Souvent cantonnée à une matière scénique testimoniale, historique et édifiante, l’œuvre maintes fois adaptée de Svetlana Alexievitch trouve, grâce à Julie Deliquet, une vraie théâtralité.
Le naturalisme vivace de la metteuse en scène soulève le cadre de convention qui fonde le spectacle : un présent collectif d’énonciation où l’on voit la guerre en train de se penser ; une temporalité qui substitue à la combinaison postérieure de récits tissée par le livre une commune présence. Et si cette quête d’un nerf conversationnel pour oraliser et performer la littérature conduit dans bien des gestes d’adaptation à une énergie théâtrale artificielle, elle est ici au service d’une forme vivante, pleine d’écoute nourrie, sans cesse stimulante, aussi populaire que radicale, trouvant le naturel sans oublier de faire entendre l’écriture.
Le titre d’Alexievitch (« La guerre n’a pas un visage de femme ») contenait autant une force d’appel politique – celui d’une écriture enfin féminine des massacres et du quotidien guerrier – qu’un présent allégorique de vérité générale : la guerre n’aura jamais un faciès de femme car celle-ci reste fondamentalement une praxis masculine. La situation théâtrale et le régime dialectique de l’échange amplifient cette complexité et consacrent la sororité aussi puissante que dissensuelle que le livre contenait en germe. Le projet d’une écriture fondamentalement féminine de la guerre, maintes fois commandée par la journaliste (incarnée carnet en main par Blanche Ripoche), reste un idéal politique en partie inactualisable.

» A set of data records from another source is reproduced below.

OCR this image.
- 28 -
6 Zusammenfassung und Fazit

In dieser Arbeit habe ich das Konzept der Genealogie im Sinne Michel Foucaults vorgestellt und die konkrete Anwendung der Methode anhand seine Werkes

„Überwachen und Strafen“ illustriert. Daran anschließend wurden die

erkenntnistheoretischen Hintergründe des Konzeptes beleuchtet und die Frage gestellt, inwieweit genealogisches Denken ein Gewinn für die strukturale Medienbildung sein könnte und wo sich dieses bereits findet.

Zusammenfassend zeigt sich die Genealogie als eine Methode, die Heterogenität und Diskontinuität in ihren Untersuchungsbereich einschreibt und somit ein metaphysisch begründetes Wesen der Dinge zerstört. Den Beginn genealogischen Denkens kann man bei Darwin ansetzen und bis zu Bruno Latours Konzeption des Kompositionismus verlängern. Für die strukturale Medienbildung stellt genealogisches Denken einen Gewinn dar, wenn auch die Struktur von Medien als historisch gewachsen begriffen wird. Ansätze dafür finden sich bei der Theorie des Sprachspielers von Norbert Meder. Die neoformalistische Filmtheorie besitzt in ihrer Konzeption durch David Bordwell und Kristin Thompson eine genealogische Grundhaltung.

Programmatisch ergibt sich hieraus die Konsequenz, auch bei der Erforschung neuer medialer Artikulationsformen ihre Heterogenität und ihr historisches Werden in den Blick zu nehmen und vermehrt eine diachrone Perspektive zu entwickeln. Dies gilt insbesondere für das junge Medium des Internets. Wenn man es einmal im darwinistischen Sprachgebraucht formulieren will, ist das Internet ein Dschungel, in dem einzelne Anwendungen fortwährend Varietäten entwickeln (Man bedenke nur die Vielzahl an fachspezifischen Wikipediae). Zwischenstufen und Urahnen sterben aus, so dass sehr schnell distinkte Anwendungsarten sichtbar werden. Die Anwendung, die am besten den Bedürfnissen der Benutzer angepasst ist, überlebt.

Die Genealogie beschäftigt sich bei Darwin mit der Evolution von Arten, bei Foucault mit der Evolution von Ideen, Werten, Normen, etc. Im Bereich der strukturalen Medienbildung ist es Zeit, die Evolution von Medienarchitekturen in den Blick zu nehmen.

Pas seulement parce que cette traversée du mal reste foncièrement irracontable, mais parce qu’il semble impossible et impensable de la féminiser tout à fait. Et si cette contre-histoire contient bel et bien des élans d’écriture féminine au sens rêvé par Hélène Cixous – notamment des regards plus subjectivistes et plus organiques portés sur la guerre –, le collectage d’Alexievitch tend surtout à montrer comment celle-ci hante, trouble et contamine durablement la psyché et le corps de celles qui l’ont vécue – c’est donc moins une guerre féminine qui s’écrit et s’incarne qu’une guerre à l’épreuve de la féminité, tantôt transformée, tantôt confortée dans ses oripeaux masculins. Une guerre éprouvée par une pluralité irréductible de femmes dont le spectacle préserve chaque singularité.
Ravagées par une honte et par une culpabilité qui sourdent quand tonne la victoire, ces femmes conservent de la guerre une mémoire indigérable et impartageable ; manque contre lequel le témoignage livresque et après lui le théâtre proposent moins un remède qu’un espace germinal de repartage du sensible et de repolitisation. Il est fort que le seuil de la représentation se confonde alors avec l’aube de ces paroles qui sont autant narratives qu’introspectives, qui sont autant des histoires de bascule que de réelles bascules nominatrices, autant des récits d’événements que des événements de langage. Tout au plus regrettons-nous un certain calibrage rythmique du spectacle qui encadre parfois ces traversées intérieures et qui systématise légèrement les conséquences émotionnelles qu’elles ont sur le public et sur les (excellentes) actrices.
L’espace indiciel choisi par Julie Deliquet, un appartement communautaire dont l’artiste retient radicalement la potentialité situationnelle, joue comme point d’ancrage actif mais surtout comme métaphore magnifiquement ironique. Cet espace surchargé de signes ne semble avoir aucune parole muette à offrir : les peintures kaki des chambres comme tous les autres souvenirs du front semblent soustraits à la vue. Seule demeure cette carcasse domestique sans lisible mémoire, ce diorama qui flotte sur le plateau brut comme un pur décor à recharger, à ressouffler. Cette quasi installation n’a rien de ces non-lieus à génie qu’étudiait Georges Didi-Huberman. Seule affleure la silenciation d’une vie intérieure dans une vie patriarcalement matérielle. Et les paroles retrouvent alors toute leur puissance de spectralisation, de dilatation, de politisation de l’espace social et intime. Après avoir noirci le papier, elles viennent encendrer le théâtre.